1) Field of the Invention
This invention relates to semiconductor devices and more particularly to an improved structure and method for producing electrically programmable read only memory devices (EPROM's) and electrically erasable programmable read only memory devices (EEPROM's).
2) Description of the Prior Art
Computer memories represent one of the fastest growing markets in the world today. Also, computer memory technology is rapidly changing to meet marketplace demands. One of the most important types of computer memory, called an electrically alterable/erasable read only memory (EAROM/EEROM), has a permanent but reprogrammable memory.
Market demands that memories must be faster, smaller and easier to manufacture. In particular there is a challenge to develop stacked gate flash electrically erasable programmable read only memories (EEPROM's or E.sup.2 ROM's) with faster erasure speeds without decreasing the device manufacturing yield.
A conventional EEPROM device works as follows. FIG. 1 shows the conventional stacked gate EEPROM programmed transistor. The stacked EEPROM transistor has an additional polysilicon layer added to the conventional complementary metal oxide semiconductor (CMOS) transistor. This additional polysilicon layer is called a floating gate 16. A control gate 20 is placed above the floating gate 16. The floating gate 16 gets its name because it is not attached to a line but "floats" and is controlled by the control gate 20, source 14 and drain 16 voltages. A thin oxide, called the tunnel oxide 22, separates the floating gate 16 from the source 14, and drain 12 voltages. Another thin insulating layer 18 separates the control gate 20 from the floating gate 16. By controlling the control gate, source and drain voltages, the thin tunnel oxide 22 is used to allow electrons to "tunnel" to or from the floating gate 16 to turn the cell off or on respectively. This tunneling mechanism is called Fowler-Nordheim tunneling. Also, by setting the appropriate voltages on the terminals, "hot electrons" can be induced to charge the floating gate 16, thereby programming the transistor.
Still referring to FIG. 1, a memory cell can be programmed by causing hot electrons to be injected from the drain 12 through gate oxide layer 22 onto the floating gate 16. This injection of electrons occurs under the influence of a relatively strong electrical field. Once the strong electrical field has been removed, these electrons are trapped on floating gate 16 causing the memory cell to be programmed. Accordingly, the memory cell may be programmed by placing a memory cell transistor source 14, such as one of bit lines, at a zero volt potential while placing control gate 20 at a relative high positive voltage potential and pulsing a memory cell transistor drain 12, such as bit line with a relatively high voltage. This process causes the floating gate 16 to become charged or programmed.
A memory cell may be read by placing a memory cell transistor source 14 at a zero volt potential, a memory cell transistor drain 12 at a relatively low positive voltage. If the memory cell has not been previously programmed, then the memory cell conducts current.

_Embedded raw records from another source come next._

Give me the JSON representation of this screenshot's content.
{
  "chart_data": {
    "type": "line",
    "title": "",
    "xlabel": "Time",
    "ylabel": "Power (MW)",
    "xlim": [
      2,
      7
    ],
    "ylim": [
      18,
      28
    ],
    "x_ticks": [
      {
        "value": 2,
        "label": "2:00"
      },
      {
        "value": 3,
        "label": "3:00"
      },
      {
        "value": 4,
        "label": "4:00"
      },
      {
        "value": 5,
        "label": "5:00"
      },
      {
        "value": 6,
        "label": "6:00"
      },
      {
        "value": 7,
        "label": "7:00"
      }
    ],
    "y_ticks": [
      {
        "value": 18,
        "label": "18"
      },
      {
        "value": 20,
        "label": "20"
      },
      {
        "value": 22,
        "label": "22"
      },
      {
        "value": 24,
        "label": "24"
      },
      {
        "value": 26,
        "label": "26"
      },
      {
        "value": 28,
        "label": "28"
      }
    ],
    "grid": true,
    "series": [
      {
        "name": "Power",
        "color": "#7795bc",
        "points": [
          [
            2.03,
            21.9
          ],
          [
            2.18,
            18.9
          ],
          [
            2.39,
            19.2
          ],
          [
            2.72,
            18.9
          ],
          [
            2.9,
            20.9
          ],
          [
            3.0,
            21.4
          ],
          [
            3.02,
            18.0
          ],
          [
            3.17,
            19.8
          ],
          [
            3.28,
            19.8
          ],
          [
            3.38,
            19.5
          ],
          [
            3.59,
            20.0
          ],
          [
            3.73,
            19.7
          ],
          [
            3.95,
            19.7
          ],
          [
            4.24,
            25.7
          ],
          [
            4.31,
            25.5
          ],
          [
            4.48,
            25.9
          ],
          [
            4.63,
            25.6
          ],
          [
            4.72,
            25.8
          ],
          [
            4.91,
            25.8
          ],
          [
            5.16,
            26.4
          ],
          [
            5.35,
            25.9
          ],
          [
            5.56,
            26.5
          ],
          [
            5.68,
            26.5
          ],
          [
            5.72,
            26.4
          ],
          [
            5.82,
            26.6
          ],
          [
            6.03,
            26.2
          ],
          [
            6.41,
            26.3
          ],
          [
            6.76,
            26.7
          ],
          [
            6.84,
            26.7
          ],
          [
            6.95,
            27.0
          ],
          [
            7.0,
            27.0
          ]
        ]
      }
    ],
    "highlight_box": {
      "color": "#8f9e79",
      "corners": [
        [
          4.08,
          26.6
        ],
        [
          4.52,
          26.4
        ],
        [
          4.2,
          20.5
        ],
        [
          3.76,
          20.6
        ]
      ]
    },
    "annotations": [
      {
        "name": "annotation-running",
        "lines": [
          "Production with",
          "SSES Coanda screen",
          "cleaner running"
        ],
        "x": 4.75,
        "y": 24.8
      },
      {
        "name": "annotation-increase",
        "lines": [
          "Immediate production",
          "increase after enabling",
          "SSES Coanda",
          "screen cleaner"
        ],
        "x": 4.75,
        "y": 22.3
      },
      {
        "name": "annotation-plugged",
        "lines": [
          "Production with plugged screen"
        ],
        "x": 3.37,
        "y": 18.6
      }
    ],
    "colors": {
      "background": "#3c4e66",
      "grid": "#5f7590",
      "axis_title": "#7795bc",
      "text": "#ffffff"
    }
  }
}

However, if the memory cell has been previously programmed, floating gate 16 will prevent the memory cell from conducting.
In the conventional floating gate cell structure, the erase operation speed is limited by the electric field strength between source and the floating gate which is limited by the tunnel oxide thickness. The thinner the tunnel oxide thickness the faster the electrons can "tunnel" thorough it. This is because the thinner the tunnel oxide the stronger the electric field between the floating gate and the source or drain. However, as the tunnel oxide is thinned, oxide pin holes cause reliability problems. In practice, the tunnel oxide thickness is formed at the lowest thickness to ensure acceptable reliability and manufacturing yields. This tradeoff between tunnel oxide thickness and erase speed limits the overall speed of conventional EEPROM devices.
A method for fabricating a MOS field effect transistor with a recessed gate with self-aligning source and drain regions is shown in U.S. Pat. No. 5,108,937. The erasure rate for this device is still limited by the tunnel oxide thickness.
A new erasing method for a simple stacked gate flash EEPROM is describe in Yamada et all, "A Self-Convergence Erasing Scheme For a Simple Stacked Gate Flash EEPROM", IEDM 91 pp. 307-310. This publication explains a technique to improve cell erasure. Standard cell erasure is achieved by electron tunneling (Fowler-Nordheim or F-N tunneling) between the floating gate and the drain. Yamada's technique makes use of avalanche hot carrier injection after cell erasure by Fowler-Nordheim (F-N) tunneling. A steady state is caused by a balance between the avalanche hot electron injection into the floating gate and the avalanche hot hole injection into the floating gate. This steady state can be controlled by the channel doping level. This new technique results in a tighter distribution of erase threshold voltages. It also allows pre-programming and iteration of the erase and verify sequence to be eliminated. However, the erase step speed is still limited by the the tunnel oxide thickness and the electric field strength between the floating gate and the source.